Cet essai débute sur un constat somme toute anodin : les enfants assis dans leur poussette tournent le dos à leurs parents plutôt que de leur faire face. Ce détail, aussi insignifiant qu’il puisse paraître, est pourtant révélateur de la conception postmoderne du soi auto-construit. À partir de cet élément, Olivier Rey, chercheur au CNRS, va identifier et analyser les composantes de cette tendance lourde de la culture occidentale d’aujourd’hui.
Une des explications de ce retournement dans les poussettes est d’ordre démocratique. À un certain moment, des pays d’Occident épris de liberté se sont fait un devoir de libérer tous les groupes constitutifs de leur société (esclaves, femmes, etc.). Malheureusement, ce mouvement a laissé de côté le groupe des enfants à cause de leur dépendance à l’égard des adultes. Pour contrer cette situation, les parents se sont engagés dans une voie qui consiste à «laisser l’enfant s’exprimer pleinement, [à] lui imposer le moins de choses possible pour qu’il puisse se construire par lui-même », espérant ainsi le préparer à jouer un rôle de libre citoyen dans une société démocratique.
Au fil des pages, Olivier Rey analyse les événements charnières qui ont conduit à la situation qui prévaut maintenant. Il faut dire que tout est parti d’un bon sentiment, d’une certaine idée de l’évolution. Comme celle de remplacer Dieu, porteur de traditions perçues comme passéistes, par la science. Pourtant, entre les humains et Dieu existait une filiation qui permettait de s’inscrire dans le monde, ce que n’offre pas la science, car s’il est possible d’être le fils de Dieu, il est impossible d’être le fils de la science.

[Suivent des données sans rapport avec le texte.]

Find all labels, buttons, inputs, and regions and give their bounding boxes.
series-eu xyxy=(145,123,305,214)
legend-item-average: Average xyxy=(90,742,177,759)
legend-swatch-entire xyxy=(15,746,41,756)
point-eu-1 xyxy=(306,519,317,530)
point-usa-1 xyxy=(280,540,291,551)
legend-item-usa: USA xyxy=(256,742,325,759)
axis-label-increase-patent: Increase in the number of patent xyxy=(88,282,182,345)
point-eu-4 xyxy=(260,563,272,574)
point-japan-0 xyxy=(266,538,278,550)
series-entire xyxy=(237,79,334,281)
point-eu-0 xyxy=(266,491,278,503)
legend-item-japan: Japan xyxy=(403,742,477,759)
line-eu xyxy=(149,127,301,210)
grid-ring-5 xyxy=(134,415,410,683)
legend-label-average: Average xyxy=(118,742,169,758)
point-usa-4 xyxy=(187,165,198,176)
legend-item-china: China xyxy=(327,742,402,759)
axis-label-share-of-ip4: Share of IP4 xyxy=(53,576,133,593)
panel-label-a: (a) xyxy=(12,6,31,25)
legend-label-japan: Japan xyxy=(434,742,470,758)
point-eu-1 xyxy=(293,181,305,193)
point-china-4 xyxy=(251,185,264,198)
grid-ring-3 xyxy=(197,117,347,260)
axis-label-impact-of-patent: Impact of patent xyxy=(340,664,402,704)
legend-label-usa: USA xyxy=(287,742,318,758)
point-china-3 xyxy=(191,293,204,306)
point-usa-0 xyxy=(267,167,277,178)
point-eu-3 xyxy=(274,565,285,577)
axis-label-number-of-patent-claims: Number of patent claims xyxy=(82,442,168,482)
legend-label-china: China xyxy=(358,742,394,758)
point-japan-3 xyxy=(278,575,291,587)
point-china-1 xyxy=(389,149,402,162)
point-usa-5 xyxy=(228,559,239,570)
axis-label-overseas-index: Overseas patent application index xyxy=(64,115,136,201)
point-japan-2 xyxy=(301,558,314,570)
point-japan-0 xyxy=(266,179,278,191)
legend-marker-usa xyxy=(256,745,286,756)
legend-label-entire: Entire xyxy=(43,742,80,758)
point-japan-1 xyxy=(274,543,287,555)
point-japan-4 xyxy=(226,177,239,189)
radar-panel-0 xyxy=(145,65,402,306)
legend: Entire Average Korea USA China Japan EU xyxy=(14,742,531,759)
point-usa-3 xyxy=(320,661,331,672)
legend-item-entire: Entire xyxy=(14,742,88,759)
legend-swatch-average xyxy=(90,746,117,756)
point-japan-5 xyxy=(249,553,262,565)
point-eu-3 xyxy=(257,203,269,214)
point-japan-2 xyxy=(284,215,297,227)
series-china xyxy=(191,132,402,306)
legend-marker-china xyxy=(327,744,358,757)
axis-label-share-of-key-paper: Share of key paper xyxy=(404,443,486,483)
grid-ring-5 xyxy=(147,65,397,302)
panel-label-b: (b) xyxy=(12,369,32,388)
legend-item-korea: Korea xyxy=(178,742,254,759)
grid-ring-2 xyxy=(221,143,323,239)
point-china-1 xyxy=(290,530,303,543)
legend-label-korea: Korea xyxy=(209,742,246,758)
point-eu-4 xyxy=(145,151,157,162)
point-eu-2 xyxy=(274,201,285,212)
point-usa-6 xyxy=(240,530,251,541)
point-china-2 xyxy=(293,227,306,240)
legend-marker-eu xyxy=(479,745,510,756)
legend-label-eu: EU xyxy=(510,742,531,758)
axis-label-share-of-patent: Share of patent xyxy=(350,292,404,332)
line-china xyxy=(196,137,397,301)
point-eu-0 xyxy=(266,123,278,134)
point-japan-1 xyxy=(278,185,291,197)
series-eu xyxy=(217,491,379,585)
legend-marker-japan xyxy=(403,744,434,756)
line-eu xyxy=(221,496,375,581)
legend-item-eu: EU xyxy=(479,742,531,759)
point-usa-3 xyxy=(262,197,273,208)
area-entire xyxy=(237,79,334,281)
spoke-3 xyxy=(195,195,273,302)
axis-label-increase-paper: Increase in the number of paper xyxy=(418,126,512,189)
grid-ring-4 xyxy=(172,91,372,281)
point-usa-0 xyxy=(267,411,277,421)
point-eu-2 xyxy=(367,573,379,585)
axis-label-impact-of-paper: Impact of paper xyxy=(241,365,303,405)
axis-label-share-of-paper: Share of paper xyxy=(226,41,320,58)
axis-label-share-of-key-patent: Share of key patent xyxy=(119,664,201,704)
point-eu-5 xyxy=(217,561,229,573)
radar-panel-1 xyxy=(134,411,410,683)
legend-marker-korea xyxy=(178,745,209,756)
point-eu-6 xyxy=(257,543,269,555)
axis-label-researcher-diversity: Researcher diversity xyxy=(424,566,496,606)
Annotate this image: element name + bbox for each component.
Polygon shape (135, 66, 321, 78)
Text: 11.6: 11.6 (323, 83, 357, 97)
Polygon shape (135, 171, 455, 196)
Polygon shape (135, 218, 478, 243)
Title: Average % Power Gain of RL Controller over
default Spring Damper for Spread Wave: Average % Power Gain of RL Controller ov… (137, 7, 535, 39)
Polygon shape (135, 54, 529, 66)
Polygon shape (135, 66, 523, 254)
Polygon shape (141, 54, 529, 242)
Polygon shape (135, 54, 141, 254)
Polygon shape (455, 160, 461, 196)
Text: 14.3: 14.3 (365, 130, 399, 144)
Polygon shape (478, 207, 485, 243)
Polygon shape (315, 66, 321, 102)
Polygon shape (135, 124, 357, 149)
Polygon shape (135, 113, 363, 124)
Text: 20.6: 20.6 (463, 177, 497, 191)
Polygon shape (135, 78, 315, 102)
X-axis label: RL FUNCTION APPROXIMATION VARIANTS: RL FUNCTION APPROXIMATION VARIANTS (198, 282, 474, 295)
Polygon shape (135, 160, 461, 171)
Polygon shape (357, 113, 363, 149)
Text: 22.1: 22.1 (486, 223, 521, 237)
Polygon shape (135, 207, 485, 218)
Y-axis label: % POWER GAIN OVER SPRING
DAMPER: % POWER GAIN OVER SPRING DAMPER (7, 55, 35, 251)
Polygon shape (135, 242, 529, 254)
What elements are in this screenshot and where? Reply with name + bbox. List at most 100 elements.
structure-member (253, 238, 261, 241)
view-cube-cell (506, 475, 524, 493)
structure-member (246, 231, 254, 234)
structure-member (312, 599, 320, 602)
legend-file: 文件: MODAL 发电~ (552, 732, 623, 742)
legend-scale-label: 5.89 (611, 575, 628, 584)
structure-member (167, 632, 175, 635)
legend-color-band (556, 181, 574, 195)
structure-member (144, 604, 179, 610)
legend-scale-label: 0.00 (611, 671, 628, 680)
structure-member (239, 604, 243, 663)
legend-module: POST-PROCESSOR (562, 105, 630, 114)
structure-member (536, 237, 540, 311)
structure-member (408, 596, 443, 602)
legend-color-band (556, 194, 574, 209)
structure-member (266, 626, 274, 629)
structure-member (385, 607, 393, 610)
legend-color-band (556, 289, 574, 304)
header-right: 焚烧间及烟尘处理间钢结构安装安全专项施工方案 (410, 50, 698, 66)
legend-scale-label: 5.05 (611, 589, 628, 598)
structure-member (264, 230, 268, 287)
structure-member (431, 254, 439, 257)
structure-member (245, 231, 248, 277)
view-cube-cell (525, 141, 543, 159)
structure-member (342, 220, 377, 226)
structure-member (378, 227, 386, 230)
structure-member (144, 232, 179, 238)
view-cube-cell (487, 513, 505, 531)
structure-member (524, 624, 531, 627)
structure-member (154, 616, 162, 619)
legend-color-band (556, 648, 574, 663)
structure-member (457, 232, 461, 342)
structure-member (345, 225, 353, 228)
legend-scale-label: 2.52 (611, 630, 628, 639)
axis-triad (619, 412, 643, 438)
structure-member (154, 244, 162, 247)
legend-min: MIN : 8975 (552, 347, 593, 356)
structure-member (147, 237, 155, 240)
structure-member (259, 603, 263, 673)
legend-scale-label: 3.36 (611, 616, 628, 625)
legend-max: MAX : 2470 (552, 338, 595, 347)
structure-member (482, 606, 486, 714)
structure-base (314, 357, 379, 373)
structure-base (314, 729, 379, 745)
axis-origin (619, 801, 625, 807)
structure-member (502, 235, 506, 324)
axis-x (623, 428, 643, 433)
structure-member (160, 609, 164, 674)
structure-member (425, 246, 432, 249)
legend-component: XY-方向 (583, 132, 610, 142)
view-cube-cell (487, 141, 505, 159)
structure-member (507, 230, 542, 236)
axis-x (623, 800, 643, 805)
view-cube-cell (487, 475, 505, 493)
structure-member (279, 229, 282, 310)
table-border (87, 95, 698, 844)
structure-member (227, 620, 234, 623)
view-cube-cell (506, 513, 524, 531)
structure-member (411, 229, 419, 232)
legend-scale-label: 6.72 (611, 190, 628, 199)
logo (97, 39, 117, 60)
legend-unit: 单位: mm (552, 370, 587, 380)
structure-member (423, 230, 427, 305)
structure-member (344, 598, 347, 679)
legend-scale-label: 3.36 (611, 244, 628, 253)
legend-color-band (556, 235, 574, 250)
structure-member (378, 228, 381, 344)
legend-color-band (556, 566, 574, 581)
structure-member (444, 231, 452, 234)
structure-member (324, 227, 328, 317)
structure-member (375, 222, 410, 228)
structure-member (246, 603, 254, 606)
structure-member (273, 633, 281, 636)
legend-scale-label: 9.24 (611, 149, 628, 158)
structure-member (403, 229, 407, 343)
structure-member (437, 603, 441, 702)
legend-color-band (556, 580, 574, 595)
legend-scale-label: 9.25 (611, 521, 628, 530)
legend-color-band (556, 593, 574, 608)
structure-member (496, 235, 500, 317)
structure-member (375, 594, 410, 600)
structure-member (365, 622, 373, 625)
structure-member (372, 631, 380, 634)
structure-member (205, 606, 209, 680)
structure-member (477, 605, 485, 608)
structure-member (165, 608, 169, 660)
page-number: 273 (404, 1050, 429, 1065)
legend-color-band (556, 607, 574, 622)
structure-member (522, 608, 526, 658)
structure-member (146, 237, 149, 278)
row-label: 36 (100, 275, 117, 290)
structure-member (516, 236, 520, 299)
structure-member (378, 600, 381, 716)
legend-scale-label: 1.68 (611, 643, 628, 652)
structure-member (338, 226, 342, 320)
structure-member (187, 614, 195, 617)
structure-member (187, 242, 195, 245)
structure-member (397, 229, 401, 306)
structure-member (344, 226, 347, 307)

Dans cet essai saisissant, Olivier Rey démontre comment notre société en est venue à incarner le principe de l’auto-fondation, transformant chaque individu en un mini-État ayant pour totem sa propre personnalité. C’est ainsi, selon lui, que les enfants sont «invités à faire l’apprentissage de l’autonomie dans la pure immanence, avec le pari assez risqué qu’ils élaboreront d’eux-mêmes un rapport aux autres et à la loi plus harmonieux que celui que naguère on se préoccupait d’inculquer». Au final, l’auteur suggère de ramener un peu de tradition pour éviter de perdre « l’expérience durement acquise par l’humanité ». Un livre qui illustre à merveille la folle solitude de l’individu occidental.